Der Mangel an medizinischem Personal in Brasilien, das überwiegend durch kubanischen Ärzte-Export kompensiert wird, bringt dem kubanischen Staatsbudget jährlich mehr als acht Milliarden US-Dollar – dreimal mehr als auch dem Tourismus lukriert wird. Denn vom monatlichen Gehalt von 4.200 US-Dollar, das die brasilianische Regierung bezahlt, erhalten die betreffenden Ärzte nur einen Teil.
Von Roman Steinbauer

„Sie sind dort, wo sie gebraucht werden!“ – Dieser Ruf eilte den kubanischen Ärzten stets voraus. Auch bei der Bekämpfung der Ebola-Epidemie in Afrika im Vorjahr stellte das Land mit 170 weißen Einsatzkräften und Krankenpflegern das größte Kontingent. Mit 93.000 Ärzten (inklusive Zahnärzte) weist die Karibikinsel heute im staatlichen Gesundheitswesen 16mal mehr Mediziner auf als im Jahr 1959. Die Zahl der im Pflegebereich Beschäftigen ist ebenso hoch. An der Lateinamerika-Universität für Medizin in Havanna sind laut WHO (Weltgesundheitsorganisation) Studenten aus 30 Nationen eingeschrieben.

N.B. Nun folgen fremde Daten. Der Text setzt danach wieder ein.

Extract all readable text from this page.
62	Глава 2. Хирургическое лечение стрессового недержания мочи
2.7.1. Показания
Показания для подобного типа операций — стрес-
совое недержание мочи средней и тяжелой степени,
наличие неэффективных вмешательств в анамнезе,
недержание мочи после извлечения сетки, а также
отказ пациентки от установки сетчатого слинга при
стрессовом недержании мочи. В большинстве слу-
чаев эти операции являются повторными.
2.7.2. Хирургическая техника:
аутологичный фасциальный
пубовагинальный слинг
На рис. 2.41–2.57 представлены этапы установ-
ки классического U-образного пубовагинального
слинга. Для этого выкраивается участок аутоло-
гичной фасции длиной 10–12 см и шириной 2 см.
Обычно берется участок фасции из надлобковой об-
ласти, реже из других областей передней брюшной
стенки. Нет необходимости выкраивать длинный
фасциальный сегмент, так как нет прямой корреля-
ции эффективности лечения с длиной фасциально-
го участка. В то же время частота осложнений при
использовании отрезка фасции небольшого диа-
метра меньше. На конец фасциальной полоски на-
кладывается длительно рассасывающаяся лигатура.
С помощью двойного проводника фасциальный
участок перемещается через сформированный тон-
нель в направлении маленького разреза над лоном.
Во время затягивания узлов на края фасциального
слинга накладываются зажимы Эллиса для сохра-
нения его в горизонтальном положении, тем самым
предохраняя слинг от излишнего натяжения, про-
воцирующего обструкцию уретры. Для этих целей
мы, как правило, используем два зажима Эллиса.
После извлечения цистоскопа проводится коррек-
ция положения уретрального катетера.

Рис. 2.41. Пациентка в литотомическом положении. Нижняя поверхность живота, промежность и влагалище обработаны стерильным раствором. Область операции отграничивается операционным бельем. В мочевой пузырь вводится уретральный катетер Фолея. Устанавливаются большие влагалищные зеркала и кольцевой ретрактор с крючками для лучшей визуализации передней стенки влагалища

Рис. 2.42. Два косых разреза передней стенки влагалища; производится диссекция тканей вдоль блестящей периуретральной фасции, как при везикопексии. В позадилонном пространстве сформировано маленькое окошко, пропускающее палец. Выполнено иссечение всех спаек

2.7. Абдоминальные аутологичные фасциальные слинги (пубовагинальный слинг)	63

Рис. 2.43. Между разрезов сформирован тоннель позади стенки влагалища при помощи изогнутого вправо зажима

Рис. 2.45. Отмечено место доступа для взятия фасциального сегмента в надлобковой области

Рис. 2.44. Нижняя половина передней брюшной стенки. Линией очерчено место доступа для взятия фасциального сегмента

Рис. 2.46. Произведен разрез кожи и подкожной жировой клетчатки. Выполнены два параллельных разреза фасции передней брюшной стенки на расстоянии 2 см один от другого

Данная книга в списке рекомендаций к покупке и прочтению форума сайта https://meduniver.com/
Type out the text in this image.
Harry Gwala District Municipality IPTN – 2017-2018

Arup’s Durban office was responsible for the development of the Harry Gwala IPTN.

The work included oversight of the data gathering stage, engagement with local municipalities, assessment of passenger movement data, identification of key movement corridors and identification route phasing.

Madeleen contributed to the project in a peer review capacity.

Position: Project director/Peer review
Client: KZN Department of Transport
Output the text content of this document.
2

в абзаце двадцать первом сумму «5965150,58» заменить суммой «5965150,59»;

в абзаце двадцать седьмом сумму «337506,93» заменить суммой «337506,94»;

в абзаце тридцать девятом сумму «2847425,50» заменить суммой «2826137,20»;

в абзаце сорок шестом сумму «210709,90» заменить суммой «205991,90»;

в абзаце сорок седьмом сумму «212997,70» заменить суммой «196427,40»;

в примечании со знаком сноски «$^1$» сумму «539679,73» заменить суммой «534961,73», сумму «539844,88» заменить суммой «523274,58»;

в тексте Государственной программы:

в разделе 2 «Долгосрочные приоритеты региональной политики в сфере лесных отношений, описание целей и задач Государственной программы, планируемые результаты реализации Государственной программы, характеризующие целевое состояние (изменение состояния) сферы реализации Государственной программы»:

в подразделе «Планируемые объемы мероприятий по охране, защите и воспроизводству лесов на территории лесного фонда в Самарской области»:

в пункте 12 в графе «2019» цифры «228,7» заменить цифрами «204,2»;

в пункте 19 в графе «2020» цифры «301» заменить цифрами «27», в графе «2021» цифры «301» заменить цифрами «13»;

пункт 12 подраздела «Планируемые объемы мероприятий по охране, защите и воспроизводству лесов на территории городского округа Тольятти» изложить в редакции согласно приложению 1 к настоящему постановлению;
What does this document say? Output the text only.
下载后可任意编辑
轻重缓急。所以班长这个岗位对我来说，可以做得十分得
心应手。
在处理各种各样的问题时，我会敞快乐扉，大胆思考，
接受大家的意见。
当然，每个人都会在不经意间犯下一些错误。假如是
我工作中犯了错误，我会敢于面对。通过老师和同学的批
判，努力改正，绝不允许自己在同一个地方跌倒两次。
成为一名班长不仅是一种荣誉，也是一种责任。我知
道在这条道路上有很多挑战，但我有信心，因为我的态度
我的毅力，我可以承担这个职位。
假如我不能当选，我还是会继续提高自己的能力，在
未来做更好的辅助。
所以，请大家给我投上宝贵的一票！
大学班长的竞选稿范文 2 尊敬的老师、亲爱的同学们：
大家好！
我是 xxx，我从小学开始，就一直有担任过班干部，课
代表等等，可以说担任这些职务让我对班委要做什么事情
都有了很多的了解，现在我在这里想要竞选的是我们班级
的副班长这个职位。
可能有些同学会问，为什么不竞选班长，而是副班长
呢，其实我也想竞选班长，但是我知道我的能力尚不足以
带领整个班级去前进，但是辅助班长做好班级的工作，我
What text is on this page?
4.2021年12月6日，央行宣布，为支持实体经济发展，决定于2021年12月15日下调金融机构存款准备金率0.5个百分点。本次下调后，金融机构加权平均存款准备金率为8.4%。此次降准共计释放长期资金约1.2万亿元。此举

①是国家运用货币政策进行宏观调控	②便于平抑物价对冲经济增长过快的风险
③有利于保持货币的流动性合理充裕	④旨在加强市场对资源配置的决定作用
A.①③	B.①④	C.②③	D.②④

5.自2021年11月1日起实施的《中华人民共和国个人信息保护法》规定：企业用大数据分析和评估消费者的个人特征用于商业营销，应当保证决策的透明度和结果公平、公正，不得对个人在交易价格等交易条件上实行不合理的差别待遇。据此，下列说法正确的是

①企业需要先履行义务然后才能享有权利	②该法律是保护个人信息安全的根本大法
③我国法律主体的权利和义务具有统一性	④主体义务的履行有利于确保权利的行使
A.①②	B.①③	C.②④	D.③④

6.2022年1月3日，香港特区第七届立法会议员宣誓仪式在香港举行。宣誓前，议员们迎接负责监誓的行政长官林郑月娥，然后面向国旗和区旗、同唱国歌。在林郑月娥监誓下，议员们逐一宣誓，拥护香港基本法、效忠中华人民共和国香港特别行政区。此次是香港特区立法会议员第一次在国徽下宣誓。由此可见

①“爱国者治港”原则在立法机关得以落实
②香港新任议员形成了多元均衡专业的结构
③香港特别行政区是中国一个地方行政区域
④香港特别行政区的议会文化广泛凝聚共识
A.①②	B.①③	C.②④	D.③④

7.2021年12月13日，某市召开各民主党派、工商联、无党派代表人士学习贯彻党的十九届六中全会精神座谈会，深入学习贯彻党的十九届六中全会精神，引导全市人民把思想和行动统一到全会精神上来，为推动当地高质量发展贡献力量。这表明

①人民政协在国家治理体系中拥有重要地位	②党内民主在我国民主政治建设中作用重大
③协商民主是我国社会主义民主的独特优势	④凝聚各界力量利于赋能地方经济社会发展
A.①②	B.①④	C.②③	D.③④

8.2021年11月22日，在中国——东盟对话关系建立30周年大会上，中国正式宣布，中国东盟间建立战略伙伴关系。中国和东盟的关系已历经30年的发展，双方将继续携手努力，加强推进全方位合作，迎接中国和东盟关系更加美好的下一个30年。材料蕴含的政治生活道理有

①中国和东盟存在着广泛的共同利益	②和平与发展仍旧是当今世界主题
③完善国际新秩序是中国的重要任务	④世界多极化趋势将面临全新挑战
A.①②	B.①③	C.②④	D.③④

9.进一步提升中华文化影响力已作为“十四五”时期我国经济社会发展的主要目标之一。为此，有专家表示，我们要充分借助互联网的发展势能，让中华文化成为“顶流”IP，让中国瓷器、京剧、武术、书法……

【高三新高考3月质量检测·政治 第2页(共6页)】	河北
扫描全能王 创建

Seit 55 Jahren stellen der öffentliche Bildungs- und Gesundheitssektor die Grundpfeiler im außenpolitischen Agieren und der internationalen Präsenz von Kuba dar. Die medizinischen Einsätze in den vergangenen Jahrzehnten hatten sowohl ideologische Hintergründe wie etwa in Angola), umfassten aber ebenso rein humanitäre Hilfe bei Umweltkatastrophen wie den Erdbeben in Chile und Haiti sowie in den vom Wirbelsturm betroffenen Ländern in der Karibik. Kubanische Ärzte waren in den vergangenen Jahrzehnten in 32 afrikanischen Ländern aktiv. Auf dem „verlorenen Kontinent“ – in Asien und in Lateinamerika – sind die weißen Helfer noch heute mit mehr als 50.000 Mitarbeitern aus dem Gesundheitsbereich aktiv.

Start des Tauschhandels

Den ersten Impuls Kubas, medizinische Dienstleistungen unausgesprochen als Export-Handelsgeschäft zu definieren, gab es bereits vor zehn Jahren. Venezuelas Präsident Hugo Chavez begann während seiner Amtszeit von Feber 1999 bis März 2014 im Gegenzug für die Bereitstellung von rund 25.000 Mitarbeitern aus dem Gesundheitsbereich Kuba täglich Erdöl im Umfang von rund 100.000 Fass (à 159 Liter) zu liefern. Castro konnte damit eine 60-prozentige Lücke zum Eigenbedarf schließen und die Energieknappheit im täglichen Leben beenden. Ob die Öllieferungen zu einem Minimalpreis oder völlig kostenlos erfolgten, ist bis heute nicht klar. Der Fortbestand des Vorzug-Tauschhandels, der über das karibische „Petrocaribe“-Abkommen weit hinausging, ist zurzeit allerdings durch die prekäre wirtschaftliche Lage in Venezuela samt deutlich gefallener Rohölpreise gefährdet.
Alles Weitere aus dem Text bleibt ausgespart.